Indeed, the role of the journalist in a presidential campaign became a political football Thursday as Rubio and Ted Cruz challenged Trump to release tapes of the Times meeting. This followed by a day Trump’s ignorant assertion that he and his minions will “open up the libel laws” so they can sue news organizations for so-called hatchet jobs.

That shows you where Trump’s head is: Ever hear of the First Amendment, the Supreme Court or New York Times vs. Sullivan?

The Times explained that because Trump had OK’d a blended interview, that is, a mix of on- and off-the-record conversations, the meeting was fair game for news coverage. But if that’s the standard,  then promises be damned, why wasn’t his backing off that silly wall plan front page, above-the-fold news? If you’re going to violate a journalistic confidence,  at least go all in for the sake of an informed electorate.

It further explained that the presence of its executive editor / newsroom leader made it a meeting unique from other potential endorsement sessions. Cavalierly, the Times suggested it would not conduct a leak investigation.
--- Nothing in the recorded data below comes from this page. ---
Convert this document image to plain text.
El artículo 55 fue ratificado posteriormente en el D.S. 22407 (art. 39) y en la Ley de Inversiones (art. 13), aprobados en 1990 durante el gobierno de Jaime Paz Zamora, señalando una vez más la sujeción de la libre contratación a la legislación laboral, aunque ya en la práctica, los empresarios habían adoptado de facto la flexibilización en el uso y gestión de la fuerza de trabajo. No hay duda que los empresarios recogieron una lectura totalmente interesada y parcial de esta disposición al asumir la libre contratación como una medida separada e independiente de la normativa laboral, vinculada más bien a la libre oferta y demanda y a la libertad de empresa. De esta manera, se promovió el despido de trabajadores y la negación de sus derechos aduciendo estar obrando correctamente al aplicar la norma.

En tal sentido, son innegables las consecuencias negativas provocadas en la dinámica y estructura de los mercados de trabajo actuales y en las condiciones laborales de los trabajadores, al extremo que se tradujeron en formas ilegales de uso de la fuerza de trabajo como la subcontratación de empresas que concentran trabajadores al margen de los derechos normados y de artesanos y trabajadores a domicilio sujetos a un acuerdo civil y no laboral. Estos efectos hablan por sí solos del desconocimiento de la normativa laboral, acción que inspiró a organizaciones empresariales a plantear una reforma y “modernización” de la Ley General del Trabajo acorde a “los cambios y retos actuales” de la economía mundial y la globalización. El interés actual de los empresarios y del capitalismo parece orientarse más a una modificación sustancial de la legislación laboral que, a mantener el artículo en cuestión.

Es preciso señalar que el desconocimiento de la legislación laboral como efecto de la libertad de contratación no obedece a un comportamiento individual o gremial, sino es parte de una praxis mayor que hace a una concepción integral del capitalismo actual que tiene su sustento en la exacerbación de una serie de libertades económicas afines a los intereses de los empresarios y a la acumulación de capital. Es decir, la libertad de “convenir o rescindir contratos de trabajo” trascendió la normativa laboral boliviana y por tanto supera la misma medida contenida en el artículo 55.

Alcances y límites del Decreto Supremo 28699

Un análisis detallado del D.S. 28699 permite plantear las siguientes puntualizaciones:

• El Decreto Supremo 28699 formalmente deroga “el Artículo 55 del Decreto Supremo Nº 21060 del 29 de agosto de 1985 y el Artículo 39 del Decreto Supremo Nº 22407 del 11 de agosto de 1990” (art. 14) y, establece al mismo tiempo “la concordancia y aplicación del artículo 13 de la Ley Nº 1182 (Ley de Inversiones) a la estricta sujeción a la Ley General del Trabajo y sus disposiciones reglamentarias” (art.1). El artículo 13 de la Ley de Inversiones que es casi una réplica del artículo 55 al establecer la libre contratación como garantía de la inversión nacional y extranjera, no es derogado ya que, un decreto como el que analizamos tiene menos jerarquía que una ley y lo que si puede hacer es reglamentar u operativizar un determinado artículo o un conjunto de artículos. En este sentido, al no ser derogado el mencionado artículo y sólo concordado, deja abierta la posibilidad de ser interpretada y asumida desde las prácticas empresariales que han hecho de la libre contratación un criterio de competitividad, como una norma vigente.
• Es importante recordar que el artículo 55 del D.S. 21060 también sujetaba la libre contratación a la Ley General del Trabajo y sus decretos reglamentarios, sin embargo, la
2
It’s hard to imagine the Times endorsing Trump. But it has a moral obligation to hear him out, and good that it did. But Trump has a right also to expect the Times to adhere to the established practices of the industry regardless of who is in the meeting and for what reason. What are we teaching the next generation of journalists when we professionals play fast and loose with best practices?

There is much to love about the Gray Lady — it’s abhorrence of gossip journalism, its multimedia business model and more. I root for it to succeed every day. But I am inclined to think the Times blew it here and its explanations sound more like alibis.